Diesel exhaust is a Group 1 carcinogen, which causes lung cancer and has a positive association with bladder cancer. It contains several substances that are also listed individually as human carcinogens by the IARC.
Methods exist to reduce nitrogen oxides (NOx) and particulate matter (PM) in the exhaust. So, while diesel fuel contains slightly more carbon (2.68 kg CO2/litre) than petrol (2.31 kg CO2/litre), overall CO2 emissions of a diesel car tend to be lower due to higher efficiency. In use, on average, this equates to around 200 g CO2/km for petrol and 120 g CO2/km for diesel.
The primary products of petroleum fuel combustion in air are carbon dioxide, water, and nitrogen. The other components exist primarily from incomplete combustion and pyrosynthesis.

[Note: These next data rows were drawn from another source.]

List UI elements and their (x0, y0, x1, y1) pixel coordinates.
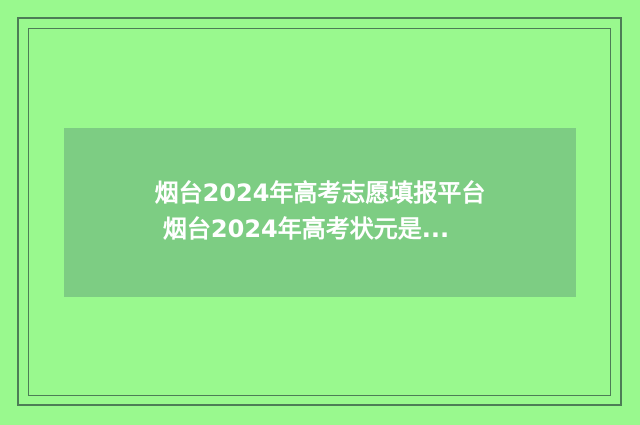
poster-canvas: 烟台2024年高考志愿填报平台 烟台2024年高考状元是... (0, 0, 640, 425)
title-line-secondary: 烟台2024年高考状元是... (64, 211, 576, 247)
title-banner: 烟台2024年高考志愿填报平台 烟台2024年高考状元是... (64, 128, 576, 297)
title-block: 烟台2024年高考志愿填报平台 烟台2024年高考状元是... (64, 175, 576, 247)
title-line-primary: 烟台2024年高考志愿填报平台 (64, 175, 576, 211)
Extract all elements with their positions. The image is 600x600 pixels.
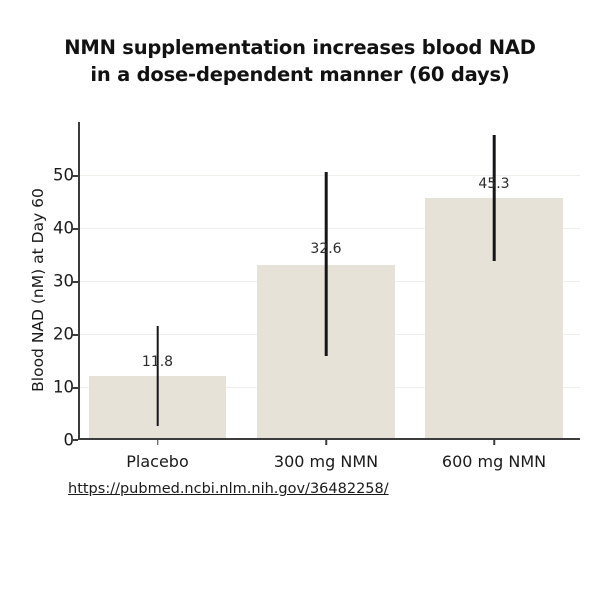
y-tick-mark	[72, 281, 78, 283]
y-tick-label: 50	[53, 166, 74, 185]
x-tick-label-300-mg-nmn: 300 mg NMN	[274, 452, 378, 471]
bar-value-label: 11.8	[142, 354, 173, 370]
chart-page: NMN supplementation increases blood NAD …	[0, 0, 600, 600]
chart-title: NMN supplementation increases blood NAD …	[0, 34, 600, 88]
error-bar-600-mg-nmn	[493, 135, 496, 261]
bar-value-label: 32.6	[310, 241, 341, 257]
plot-area: 11.8 32.6 45.3	[78, 122, 580, 440]
y-tick-label: 30	[53, 272, 74, 291]
error-bar-placebo	[156, 326, 159, 426]
x-tick-mark	[493, 440, 495, 445]
bar-value-label: 45.3	[478, 176, 509, 192]
source-url-link[interactable]: https://pubmed.ncbi.nlm.nih.gov/36482258…	[68, 481, 389, 497]
y-tick-mark	[72, 175, 78, 177]
y-tick-label: 10	[53, 378, 74, 397]
y-tick-mark	[72, 334, 78, 336]
error-bar-300-mg-nmn	[325, 172, 328, 356]
x-tick-mark	[325, 440, 327, 445]
y-tick-mark	[72, 387, 78, 389]
y-tick-label: 40	[53, 219, 74, 238]
x-tick-label-placebo: Placebo	[126, 452, 188, 471]
y-axis-tick-labels: 50 40 30 20 10 0	[34, 122, 74, 440]
x-axis-spine	[78, 438, 580, 440]
y-tick-label: 20	[53, 325, 74, 344]
x-tick-mark	[157, 440, 159, 445]
y-tick-mark	[72, 439, 78, 441]
x-tick-label-600-mg-nmn: 600 mg NMN	[442, 452, 546, 471]
y-tick-mark	[72, 228, 78, 230]
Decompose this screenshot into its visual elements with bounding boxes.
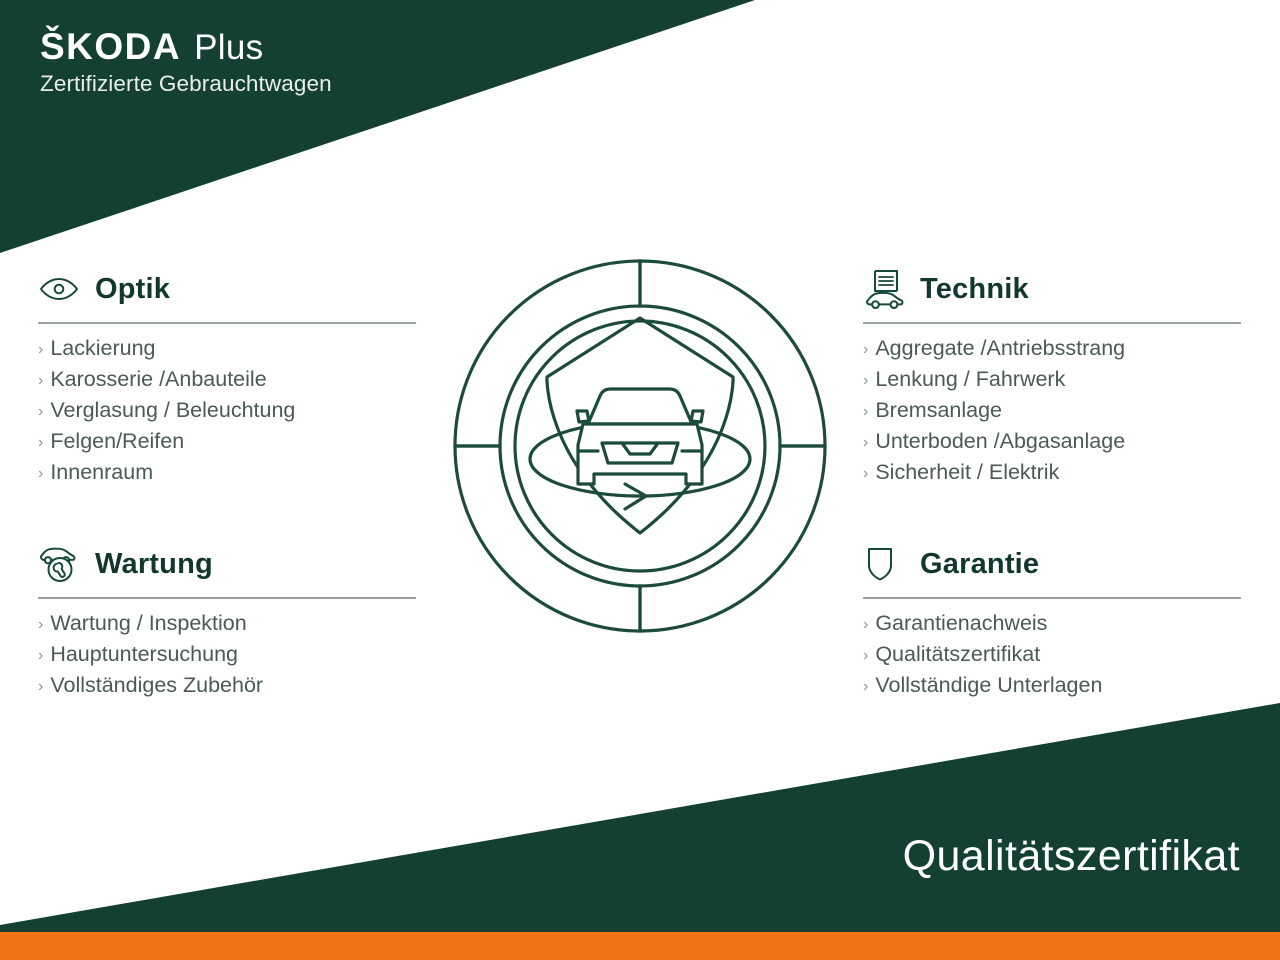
list-item-label: Aggregate /Antriebsstrang <box>875 333 1125 364</box>
chevron-right-icon: › <box>863 342 868 358</box>
chevron-right-icon: › <box>38 679 43 695</box>
list-item: ›Qualitätszertifikat <box>863 639 1241 670</box>
chevron-right-icon: › <box>863 404 868 420</box>
list-item: ›Innenraum <box>38 457 416 488</box>
list-item-label: Hauptuntersuchung <box>50 639 238 670</box>
list-item-label: Sicherheit / Elektrik <box>875 457 1059 488</box>
section-wartung-list: ›Wartung / Inspektion ›Hauptuntersuchung… <box>38 608 416 701</box>
chevron-right-icon: › <box>863 679 868 695</box>
section-garantie: Garantie ›Garantienachweis ›Qualitätszer… <box>863 541 1241 701</box>
orange-bar <box>0 932 1280 960</box>
list-item: ›Bremsanlage <box>863 395 1241 426</box>
footer-title: Qualitätszertifikat <box>903 835 1240 878</box>
brand-plus-label: Plus <box>194 30 263 65</box>
section-wartung: Wartung ›Wartung / Inspektion ›Hauptunte… <box>38 541 416 701</box>
brand-tagline: Zertifizierte Gebrauchtwagen <box>40 71 332 97</box>
section-optik: Optik ›Lackierung ›Karosserie /Anbauteil… <box>38 266 416 488</box>
list-item: ›Verglasung / Beleuchtung <box>38 395 416 426</box>
list-item: ›Vollständige Unterlagen <box>863 670 1241 701</box>
section-optik-header: Optik <box>38 266 416 312</box>
list-item-label: Unterboden /Abgasanlage <box>875 426 1125 457</box>
list-item-label: Lenkung / Fahrwerk <box>875 364 1065 395</box>
certified-vehicle-emblem <box>440 246 840 646</box>
list-item-label: Garantienachweis <box>875 608 1047 639</box>
section-divider <box>863 597 1241 599</box>
section-divider <box>38 597 416 599</box>
list-item-label: Karosserie /Anbauteile <box>50 364 266 395</box>
list-item: ›Felgen/Reifen <box>38 426 416 457</box>
list-item: ›Sicherheit / Elektrik <box>863 457 1241 488</box>
chevron-right-icon: › <box>863 435 868 451</box>
list-item: ›Vollständiges Zubehör <box>38 670 416 701</box>
list-item-label: Vollständiges Zubehör <box>50 670 263 701</box>
section-technik-title: Technik <box>920 275 1029 304</box>
list-item: ›Lenkung / Fahrwerk <box>863 364 1241 395</box>
list-item-label: Vollständige Unterlagen <box>875 670 1102 701</box>
brand-skoda-wordmark: ŠKODA <box>40 28 181 65</box>
eye-icon <box>38 268 82 310</box>
chevron-right-icon: › <box>38 617 43 633</box>
chevron-right-icon: › <box>38 435 43 451</box>
section-garantie-list: ›Garantienachweis ›Qualitätszertifikat ›… <box>863 608 1241 701</box>
list-item: ›Hauptuntersuchung <box>38 639 416 670</box>
list-item: ›Garantienachweis <box>863 608 1241 639</box>
shield-icon <box>863 543 907 585</box>
chevron-right-icon: › <box>863 617 868 633</box>
chevron-right-icon: › <box>863 373 868 389</box>
chevron-right-icon: › <box>38 404 43 420</box>
chevron-right-icon: › <box>38 466 43 482</box>
section-divider <box>863 322 1241 324</box>
list-item-label: Verglasung / Beleuchtung <box>50 395 295 426</box>
certificate-page: ŠKODA Plus Zertifizierte Gebrauchtwagen … <box>0 0 1280 960</box>
section-optik-title: Optik <box>95 275 170 304</box>
chevron-right-icon: › <box>38 373 43 389</box>
list-item-label: Felgen/Reifen <box>50 426 184 457</box>
list-item: ›Wartung / Inspektion <box>38 608 416 639</box>
section-divider <box>38 322 416 324</box>
section-technik: Technik ›Aggregate /Antriebsstrang ›Lenk… <box>863 266 1241 488</box>
list-item-label: Wartung / Inspektion <box>50 608 246 639</box>
list-item-label: Bremsanlage <box>875 395 1002 426</box>
car-wrench-icon <box>38 543 82 585</box>
list-item-label: Qualitätszertifikat <box>875 639 1040 670</box>
section-technik-header: Technik <box>863 266 1241 312</box>
list-item: ›Aggregate /Antriebsstrang <box>863 333 1241 364</box>
car-document-icon <box>863 268 907 310</box>
section-optik-list: ›Lackierung ›Karosserie /Anbauteile ›Ver… <box>38 333 416 488</box>
section-technik-list: ›Aggregate /Antriebsstrang ›Lenkung / Fa… <box>863 333 1241 488</box>
chevron-right-icon: › <box>38 648 43 664</box>
section-wartung-header: Wartung <box>38 541 416 587</box>
list-item: ›Unterboden /Abgasanlage <box>863 426 1241 457</box>
chevron-right-icon: › <box>863 648 868 664</box>
list-item-label: Lackierung <box>50 333 155 364</box>
section-wartung-title: Wartung <box>95 550 213 579</box>
brand-block: ŠKODA Plus Zertifizierte Gebrauchtwagen <box>40 28 332 97</box>
section-garantie-title: Garantie <box>920 550 1039 579</box>
chevron-right-icon: › <box>38 342 43 358</box>
section-garantie-header: Garantie <box>863 541 1241 587</box>
list-item-label: Innenraum <box>50 457 153 488</box>
list-item: ›Karosserie /Anbauteile <box>38 364 416 395</box>
list-item: ›Lackierung <box>38 333 416 364</box>
chevron-right-icon: › <box>863 466 868 482</box>
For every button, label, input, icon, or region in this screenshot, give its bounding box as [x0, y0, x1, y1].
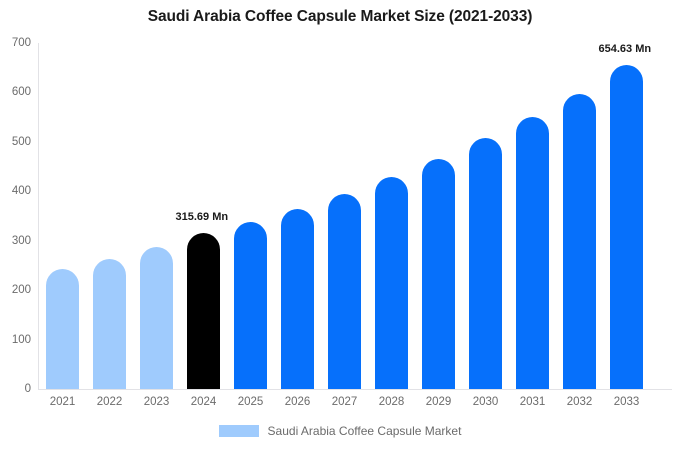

While the distribution of the individual components of raw (untreated) diesel exhaust varies depending on factors like load, engine type, etc., the adjacent table shows a typical composition.
The physical and chemical conditions that exist inside any such diesel engines under any conditions differ considerably from spark-ignition engines, because, by design, diesel engine power is directly controlled by the fuel supply, not by control of the air/fuel mixture, as in conventional gasoline engines. As a result of these differences, diesel engines generally produce a different array of pollutants than spark-driven engines, differences that are sometimes qualitative (what pollutants are there, and what are not), but more often quantitative (how much of particular pollutants or pollutant classes are present in each).